Tomorrow I am going to be roding out 30 older homes that haven't been in use since 2007. The drains are all cast iron. Should i rod first or should I run some water down the drains to push some of the depris out of the way first?:whistling2:


----------



## Pipedoc (Jun 14, 2009)

Run the water. Whenever I rod a drain I like for it to be holding water if it is backed up. If it is not backed up, any dbris, roots, etc. will be washed away as you continue to rod.


----------



## bchplumbing (Oct 24, 2009)

Thanks Pipedoc, for the advice. I will definetly run the water first.


----------



## leak1 (Mar 25, 2009)

i always keep sewer backed up so i know when it hits the plug.


----------



## SlickRick (Sep 3, 2009)

bchplumbing said:


> Tomorrow I am going to be roding out 30 older homes that haven't been in use since 2007. The drains are all cast iron. Should i rod first or should I run some water down the drains to push some of the depris out of the way first?:whistling2:


If those sewers have not been in service for that long , you may have some root issues at the tap or dry stoppages.


----------



## 130 PLUMBER (Oct 22, 2009)

To be safe, i would run the camera down the line just to make sure you don't have scale build up in the line and to inspect the remaining sanitary sewer for any issuesYou never know you just might come out with a excavation out of this:thumbsup:


----------



## Bollinger plumber (Apr 3, 2009)

I would probably run a jetter down the line. Kill 2 birds with one stone.


----------



## bchplumbing (Oct 24, 2009)

Took care of three of the thirty homes today. Mostly dry hair balls and old dry tampons. Spent two hours on a vanity drain. finally took out a massive hair ball fifteen inches into the pipe. That thing was rock hard and nearly took out my cable.
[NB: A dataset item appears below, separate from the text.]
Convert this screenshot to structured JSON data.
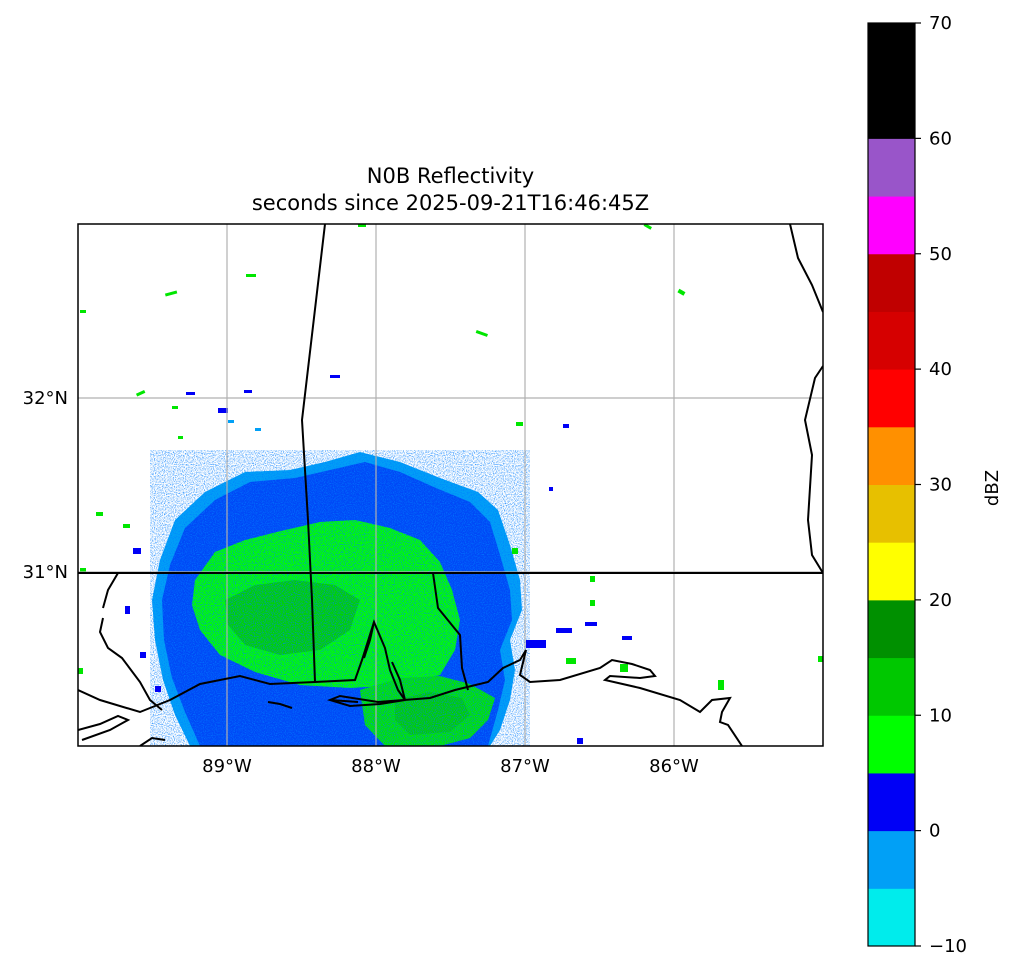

My boss bought a lowes $300 drum machine. He wont by a good machine k1500, he thinks he knows better.

If there are root in the pipes I won't be able to take it out with my machine. During these renovations we only have to clear the drains inside of the home. The rest is up to the maintnece company. Good luck to them, I have seen some of there work. It's crap.

Using water first really help a bunch. Thanks pipedoc.


----------